Author : J. C. Gregory
Publisher :
Page : 256 pages
File Size : 29,53 MB
Release : 1924
Category : Emotions
ISBN :
Author : Abílio Almeida
Publisher : Taylor & Francis
Page : 123 pages
File Size : 32,86 MB
Release : 2024-08-07
Category : History
ISBN : 1040154352
Is laughter a sin? Or is it man’s best medicine? Is laughter now trivialised, mechanised or even weaponised by contemporary media? This book explores the social history of laughter in the West, from classical antiquity to the present day. Engaging with a range of thought from Plato to Nietzsche, it moves from classical to modern thought, considering the changing emotional climate of societies – including the postmodern "dictatorship of happiness" – and the role played by the technological changes of the last century in shaping our interpretation of laughter.

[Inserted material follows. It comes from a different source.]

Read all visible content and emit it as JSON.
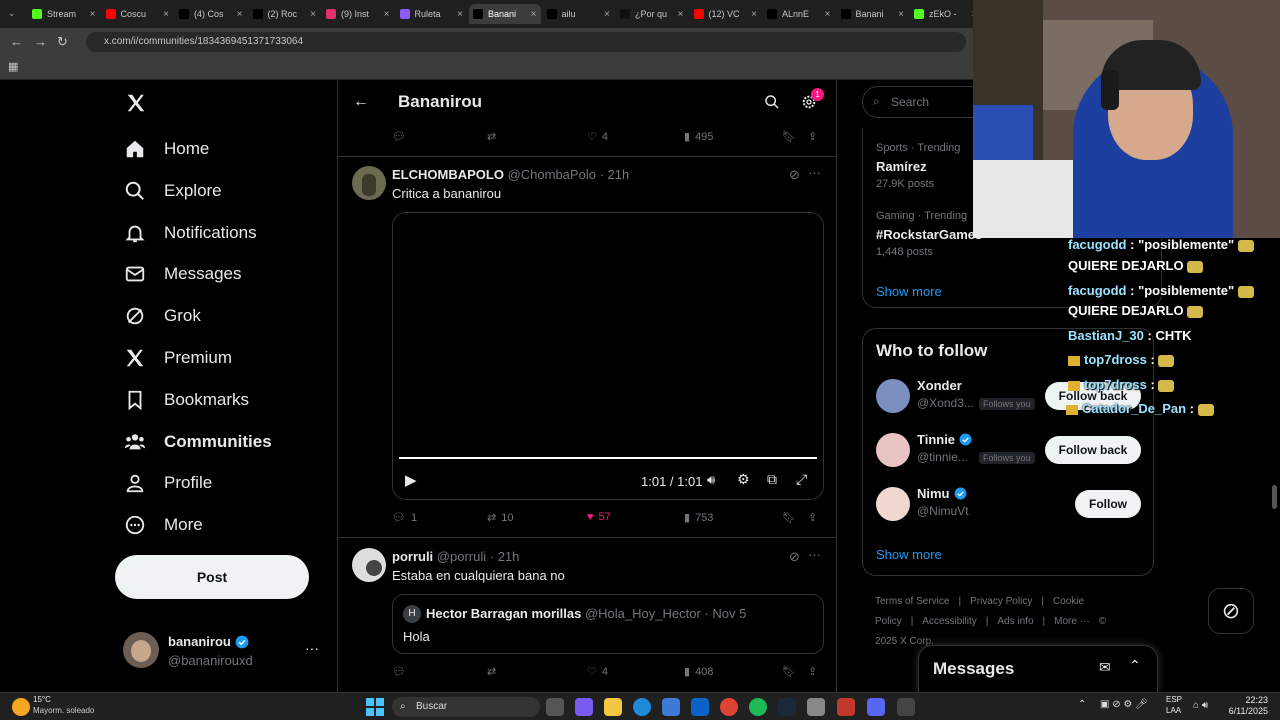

A broad, historical study of the physical and emotional aspects of laughter, as well as its social role, A Cultural History of Laughter will appeal to scholars of sociology, history and cultural studies, among other fields of knowledge.
Author : Walter S. Gibson
Publisher : Univ of California Press
Page : 291 pages
File Size : 31,59 MB
Release : 2006-02
Category : Art
ISBN : 0520245210
In this delightfully engaging book, Walter S. Gibson takes a new look at Bruegel, arguing that the artist was no erudite philosopher, but a man very much in the world, and that a significant part of his art is best appreciated in the context of humour.
Author : John R. Clarke
Publisher : Univ of California Press
Page : 336 pages
File Size : 35,29 MB
Release : 2007-11-17
Category : Art
ISBN : 0520237331
In this fresh, accessible, and beautifully illustrated book, his third to examine an aspect of Roman visual culture, John R. Clarke explores the question, "What made Romans laugh?" Looking at Laughter examines a heterogeneous corpus of visual material, from the crudely obscene to the exquisitely sophisticated and from the playful to the deadly serious—everything from street theater to erudite paintings parodying the emperor. Nine chapters, organized under the rubrics of Visual Humor, Social Humor, and Sexual Humor, analyze a wide range of visual art, including wall painting, sculpture, mosaics, and ceramics. Archaeological sites, as well as a range of ancient texts, inscriptions, and graffiti, provide the background for understanding the how and why of humorous imagery. This entertaining study offers fascinating insights into the mentality of Roman patrons and viewers who enjoyed laughing at the gods, the powers-that-be, and themselves.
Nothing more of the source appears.